The results were surprisingly nuanced.
Here is the TL;DR:
**1. The "Inverse Cramer" theory is a wash.** Betting against every single Cramer buy call across the full sample size does not generate alpha. Over the long run, the wins and losses roughly cancel each other out.
**2. The "Small-Cap Trap": Where he fails hardest.** Cramer’s biggest underperformance occurs with simple buy calls on small-caps (under $2B market cap).
**- Performance:** The average stock was **\~-12%** one year out (vs. SPY at \~+13%).
**- Hit Rate:** \~79% of these calls underperformed the S&P 500.
**3. The "Charitable Trust" signal: Where he is strongest.** He is most accurate when revisiting a stock his Charitable Trust already owns after a drawdown of ≥15% in the prior 3 months. Those calls beat SPY by **\~25%** on average. Interestingly, similar "dip-buys" on stocks he *didn’t* own were roughly flat compared to the SPY.

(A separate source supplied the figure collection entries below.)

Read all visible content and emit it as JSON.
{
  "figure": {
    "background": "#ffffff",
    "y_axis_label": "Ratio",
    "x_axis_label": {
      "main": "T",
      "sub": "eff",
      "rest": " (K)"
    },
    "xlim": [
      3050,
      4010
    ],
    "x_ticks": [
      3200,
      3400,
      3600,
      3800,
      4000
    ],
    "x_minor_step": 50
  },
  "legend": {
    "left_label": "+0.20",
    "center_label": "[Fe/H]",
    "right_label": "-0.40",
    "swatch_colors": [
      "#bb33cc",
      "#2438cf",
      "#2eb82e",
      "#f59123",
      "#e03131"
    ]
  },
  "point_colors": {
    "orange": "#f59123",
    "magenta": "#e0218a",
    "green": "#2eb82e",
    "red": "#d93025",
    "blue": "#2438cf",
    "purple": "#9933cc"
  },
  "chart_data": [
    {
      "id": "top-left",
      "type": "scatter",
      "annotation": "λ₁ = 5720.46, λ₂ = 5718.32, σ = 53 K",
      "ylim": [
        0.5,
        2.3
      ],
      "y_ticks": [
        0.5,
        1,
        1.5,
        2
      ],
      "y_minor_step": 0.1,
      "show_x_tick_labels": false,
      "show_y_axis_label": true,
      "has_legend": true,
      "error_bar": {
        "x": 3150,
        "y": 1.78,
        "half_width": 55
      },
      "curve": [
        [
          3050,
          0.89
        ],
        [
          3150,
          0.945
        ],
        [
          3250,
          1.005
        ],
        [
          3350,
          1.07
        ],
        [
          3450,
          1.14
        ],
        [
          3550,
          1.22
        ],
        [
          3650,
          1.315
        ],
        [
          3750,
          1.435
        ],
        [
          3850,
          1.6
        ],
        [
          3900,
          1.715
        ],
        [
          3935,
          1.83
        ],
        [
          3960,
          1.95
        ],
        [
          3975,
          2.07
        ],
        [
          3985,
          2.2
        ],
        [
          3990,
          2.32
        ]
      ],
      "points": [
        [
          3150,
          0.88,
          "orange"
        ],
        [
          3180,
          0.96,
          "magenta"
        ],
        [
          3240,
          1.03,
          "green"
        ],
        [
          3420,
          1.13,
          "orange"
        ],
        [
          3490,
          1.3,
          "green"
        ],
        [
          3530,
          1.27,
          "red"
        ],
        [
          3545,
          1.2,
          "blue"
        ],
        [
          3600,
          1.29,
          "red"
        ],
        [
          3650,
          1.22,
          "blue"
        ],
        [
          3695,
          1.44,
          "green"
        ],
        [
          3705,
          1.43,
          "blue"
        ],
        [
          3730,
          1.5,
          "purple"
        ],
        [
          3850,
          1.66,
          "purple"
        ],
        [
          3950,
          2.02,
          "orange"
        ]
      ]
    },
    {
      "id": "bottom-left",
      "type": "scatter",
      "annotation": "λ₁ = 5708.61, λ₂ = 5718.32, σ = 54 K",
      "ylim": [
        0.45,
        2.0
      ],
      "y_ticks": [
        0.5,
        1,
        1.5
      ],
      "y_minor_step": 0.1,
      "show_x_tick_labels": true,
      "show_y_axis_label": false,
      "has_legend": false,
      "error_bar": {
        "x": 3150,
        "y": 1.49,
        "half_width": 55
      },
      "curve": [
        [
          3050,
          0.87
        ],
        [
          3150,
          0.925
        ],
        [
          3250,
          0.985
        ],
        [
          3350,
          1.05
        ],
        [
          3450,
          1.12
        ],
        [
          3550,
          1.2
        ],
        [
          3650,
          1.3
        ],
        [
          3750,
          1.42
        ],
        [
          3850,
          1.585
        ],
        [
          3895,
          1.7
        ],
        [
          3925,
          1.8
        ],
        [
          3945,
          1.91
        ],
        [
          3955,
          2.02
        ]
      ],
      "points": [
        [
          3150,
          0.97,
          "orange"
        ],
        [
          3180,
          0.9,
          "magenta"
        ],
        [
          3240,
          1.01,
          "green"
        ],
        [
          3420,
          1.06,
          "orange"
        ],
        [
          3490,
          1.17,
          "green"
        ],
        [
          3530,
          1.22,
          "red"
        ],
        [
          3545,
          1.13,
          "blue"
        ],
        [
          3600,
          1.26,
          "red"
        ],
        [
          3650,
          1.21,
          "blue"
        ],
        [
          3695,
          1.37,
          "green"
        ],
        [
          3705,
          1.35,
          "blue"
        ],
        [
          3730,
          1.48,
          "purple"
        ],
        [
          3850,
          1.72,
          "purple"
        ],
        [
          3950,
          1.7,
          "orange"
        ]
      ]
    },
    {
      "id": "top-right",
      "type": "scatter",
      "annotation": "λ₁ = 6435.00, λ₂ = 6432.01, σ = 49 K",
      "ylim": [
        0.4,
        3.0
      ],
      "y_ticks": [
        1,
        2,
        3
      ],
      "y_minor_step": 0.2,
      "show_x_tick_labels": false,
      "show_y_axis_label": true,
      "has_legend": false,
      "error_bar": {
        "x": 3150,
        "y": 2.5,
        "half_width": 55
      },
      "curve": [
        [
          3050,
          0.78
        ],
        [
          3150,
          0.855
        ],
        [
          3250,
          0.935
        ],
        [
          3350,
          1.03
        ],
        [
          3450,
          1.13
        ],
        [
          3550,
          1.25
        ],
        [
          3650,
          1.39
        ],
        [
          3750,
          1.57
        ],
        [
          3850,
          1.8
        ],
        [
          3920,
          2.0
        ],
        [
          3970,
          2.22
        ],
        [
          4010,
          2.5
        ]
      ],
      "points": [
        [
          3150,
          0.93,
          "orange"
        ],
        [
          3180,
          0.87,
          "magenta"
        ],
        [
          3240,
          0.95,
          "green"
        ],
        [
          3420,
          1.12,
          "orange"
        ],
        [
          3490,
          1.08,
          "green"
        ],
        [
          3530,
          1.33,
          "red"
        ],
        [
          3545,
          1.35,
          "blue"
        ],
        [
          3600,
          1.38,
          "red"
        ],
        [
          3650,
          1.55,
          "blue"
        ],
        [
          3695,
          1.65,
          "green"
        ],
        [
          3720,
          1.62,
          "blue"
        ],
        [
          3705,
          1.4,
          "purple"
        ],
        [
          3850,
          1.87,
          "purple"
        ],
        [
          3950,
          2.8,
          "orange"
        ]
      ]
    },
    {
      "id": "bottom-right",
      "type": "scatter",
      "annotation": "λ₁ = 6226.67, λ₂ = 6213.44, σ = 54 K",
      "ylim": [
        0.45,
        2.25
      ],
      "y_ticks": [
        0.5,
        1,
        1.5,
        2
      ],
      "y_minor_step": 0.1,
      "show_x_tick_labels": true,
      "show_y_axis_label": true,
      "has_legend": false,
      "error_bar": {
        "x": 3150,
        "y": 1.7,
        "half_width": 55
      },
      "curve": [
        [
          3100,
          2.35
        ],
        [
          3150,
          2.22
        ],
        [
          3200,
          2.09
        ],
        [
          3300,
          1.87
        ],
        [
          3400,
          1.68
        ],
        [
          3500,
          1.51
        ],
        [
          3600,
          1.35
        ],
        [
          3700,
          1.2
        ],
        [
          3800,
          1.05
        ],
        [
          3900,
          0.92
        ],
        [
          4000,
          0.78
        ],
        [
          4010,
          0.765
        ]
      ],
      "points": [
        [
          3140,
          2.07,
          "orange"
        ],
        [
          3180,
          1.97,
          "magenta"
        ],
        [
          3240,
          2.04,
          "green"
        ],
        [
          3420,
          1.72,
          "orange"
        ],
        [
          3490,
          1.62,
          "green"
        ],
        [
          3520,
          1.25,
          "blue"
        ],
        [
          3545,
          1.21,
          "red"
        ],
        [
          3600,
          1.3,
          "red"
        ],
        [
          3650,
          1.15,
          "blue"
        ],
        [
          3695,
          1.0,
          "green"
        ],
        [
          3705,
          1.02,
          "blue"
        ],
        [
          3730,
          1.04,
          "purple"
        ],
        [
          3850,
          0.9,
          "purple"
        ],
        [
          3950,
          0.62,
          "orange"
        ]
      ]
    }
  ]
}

**The Fine Print:** This is descriptive data (2018–2024), not a forward-looking trading strategy. The slices were defined post-hoc, and there is inherent noise from TV-induced volume and sponsorship dynamics.
If you want to dig into the methodology, check the full charts, slice definitions, and the SSRN paper here:
https://finfluencers.trade/blog/2026/04/27/what-i-learned-from-16701-jim-cramer-stock-picks/?utm\_source=reddit&utm\_medium=social&utm\_campaign=cramer-study-2026&utm\_content=stocks
**I’m curious:** Based on your own experience, does the strength of that "Charitable Trust" signal surprise you, or is it expected given the institutional advantage?